From being shunned by Jose Mourino and previous Blues managers and loaned out on three separate occasions, Victor Moses is now a focal point for the league leaders.
Such a turnaround culminated in Moses winning the PFA Premier League Player of the Month award for November. The award is voted for by fans and thus always open to manipulation, and more likely to favour players at clubs with the biggest fanbases.
But for Moses to win it ahead of players like Sergio Aguero sums up his dramatic resurgence this season.
At the heart of Moses’ rebirth lies his manager Antonio Conte – and if we can draw any underlying themes from this Premier League season so far, one must surely be that good old fashioned training ground coaching still has its place in modern football.
Rather than go out and spend hundreds of millions on new players, the managers at the top of the table, Conte and Jurgen Klopp at Liverpool in particular, are demonstrating the value of innovative coaching.
Working with what you have rather than throwing the baby out with the bath water.
Moses is a perfect example. Deployed as a right wing-back in Conte’s 3-4-3, this repositioning has allowed the Nigerian to utilise his key strengths – pace, strength, direct running and stamina – whilst offering the team tactical flexibility and greater discipline in defensive situations. The stats show the extent of Moses’ improvement this season. Defensively, he’s making a greater impact than at almost any other point in his career.
In 13 appearances Moses is averaging 0.9 tackles per game – a figure rarely bettered in his last eight league seasons and only once significantly, by the 1.7 tackles per game he averaged while on loan at Stoke in 2014/15.
His defensive awareness is growing. Moses is averaging 1.2 interceptions per game – a career best and more than double his output at West Ham last season (0.5 per game) and treble that at Liverpool in 2013/14 (0.4 per game).
The Nigerian is also making far more clearances per game under Conte, understandably given his more defensive role.
More good news for Chelsea fans is that this greater defensive input hasn’t come at a cost to Moses’ natural attacking instincts.
The Nigerian has already scored three goals – half way to his Premier League career best having played 25 fewer games. One assist also puts him in a reasonable position to better his career high of three assists in a season while at Stoke and Wigan.
An average of 1.2 shots per game means Moses has also increased his efficiency in front of goal. Less shots, more goals.
And he’s seeing more of the ball, too. A 27.2 pass average per game outweighs the number of passes he’s made in any season in the last eight years and is more than double the number of passes he made while at West Ham last season.

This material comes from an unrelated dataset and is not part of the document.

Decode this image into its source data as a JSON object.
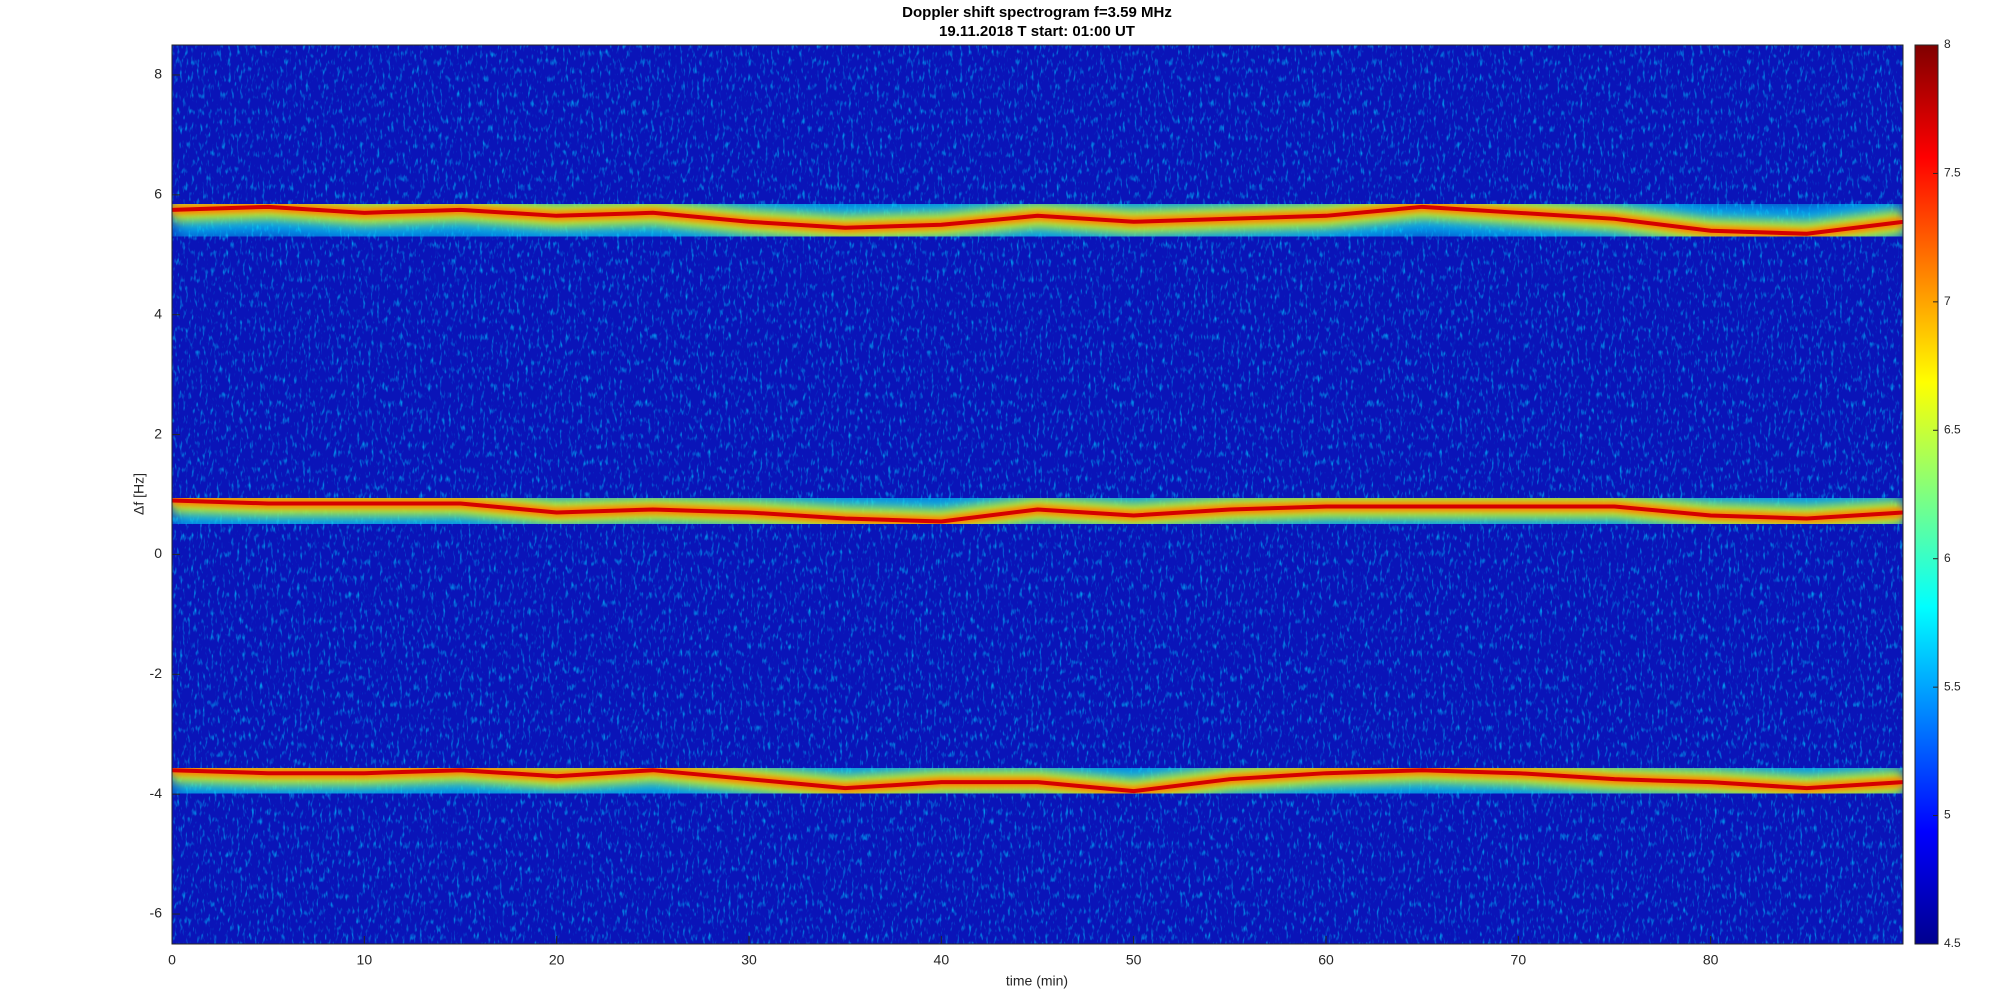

Having emerged as a key player at Chelsea thanks to this exceptional – and in a sense surprising – run of form, Moses now faces one major challenge: avoiding injury.
The holiday season has not been kind to the 25-year-old in recent years. Moses missed 14 games in 2014/15 over the Christmas and Easter periods with a thigh problem and eight games over December and March last season due to hamstring complaints.
After Nigeria failed to qualify for the upcoming Africa Cup of Nations, if he can overcome these seasonal niggles, the coming months offer the Premier League’s most improved player an opportunity to cement his place in Chelsea’s title challenge, which continues to gain pace.